Eu quero ser a névoa que se ergue
Para te ver
A humanidade sofredora é cega –
O resto é apenas ser...
Fernando Pessoa
A lua serrada ao meio na escuridão da noite traz os silêncios que as estrelas dizem sobre os caminhos perdidos da infância, sobre os pedestais erguidos em areia molhada que o mar apaga quando as ondas batem nas marés vivas.
Há uma guerra que soa e atroa nos campos da memória, os amigos enganados na defesa de ideais perdidos, outros fugidos sem saberem o fim tortuoso que os acompanhou com a velha da foice lembrando, na encruzilhada de um qualquer aeroporto da vida, que o desfecho estava assinalado no fim da viagem para Pasárgada. Há os que ficaram à espera da justiça, da benevolência dos que se diziam humanos mas deles só viram a iniquidade.
E os outros. Aqueles outros que não marcaram encontros e repousam no fundo das campas nem sequer assinaladas com a cruz, lá onde se disse que esses dois paus cruzados representavam a vida a ser gozada depois, quando o corpo se misturasse com a terra de onde vieram. Querem os que acreditam resgatar ainda o que nada é, sem a memória dos que lhes deram a vida, sem a glória por que lutaram, sem o reconhecimento sequer daqueles a quem eles próprios legaram não mais que o nome.
Eu não gosto do silêncio dos bichos. Mas o silêncio dos homens é de ouro quando se trata de respeitar os seres que os rodeiam, principalmente os seus iguais. Ninguém tem o direito de usar os outros, ninguém tem de fazer nada com eles. Isto é ainda e sempre uma questão de educação que não tivemos, que continuamos a não ter.
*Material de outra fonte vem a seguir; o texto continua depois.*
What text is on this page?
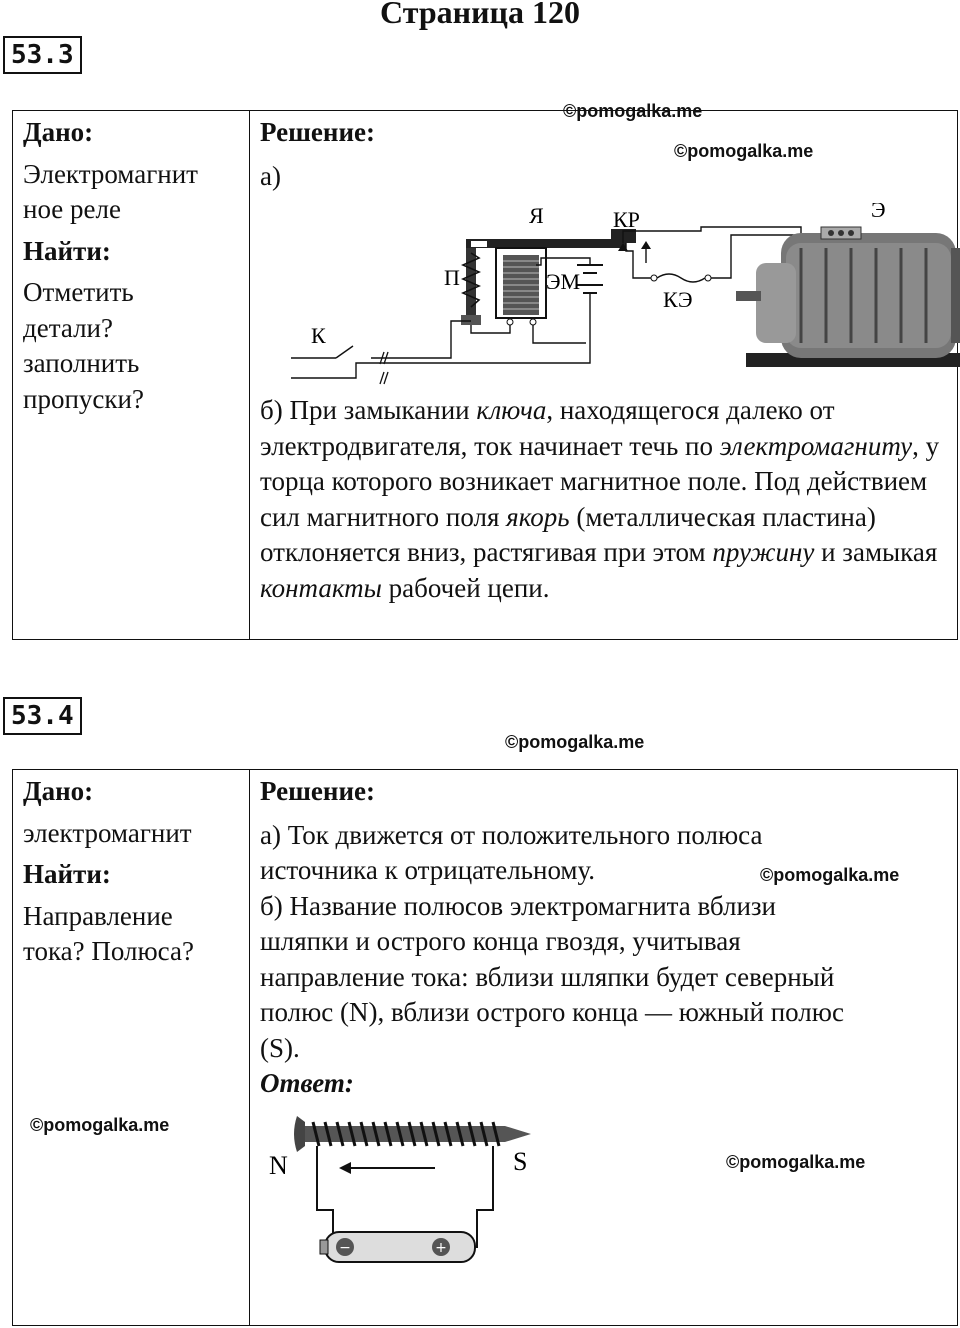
Страница 120
53.3
©pomogalka.me
©pomogalka.me
Дано:
Электромагнит
ное реле
Найти:
Отметить
детали?
заполнить
пропуски?
Решение:
а)
Я	КР	Э
П	ЭМ
КЭ
К
б) При замыкании ключа, находящегося далеко от электродвигателя, ток начинает течь по электромагниту, у торца которого возникает магнитное поле. Под действием сил магнитного поля якорь (металлическая пластина) отклоняется вниз, растягивая при этом пружину и замыкая контакты рабочей цепи.
53.4
©pomogalka.me
Дано:
электромагнит
Найти:
Направление
тока? Полюса?
Решение:
а) Ток движется от положительного полюса
источника к отрицательному.
б) Название полюсов электромагнита вблизи
шляпки и острого конца гвоздя, учитывая
направление тока: вблизи шляпки будет северный
полюс (N), вблизи острого конца — южный полюс
(S).
Ответ:
−	+
N	S
©pomogalka.me
©pomogalka.me
©pomogalka.me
É uma questão veiculada pela religião que os homens construíram para seu bel-prazer, uma questão que deveria ser de simples humanidade. Respeitar o outro; mas antes, respeitarmo-nos a nós. Somos nós que decidimos sobre o que queremos ser. Ouvir a opinião dos outros é uma coisa; decidir é algo que compete apenas a nós próprios.
Isto deveria ser ensinado desde a infância. Aprender a responsabilidade do que queremos ser. Do que decidimos ser.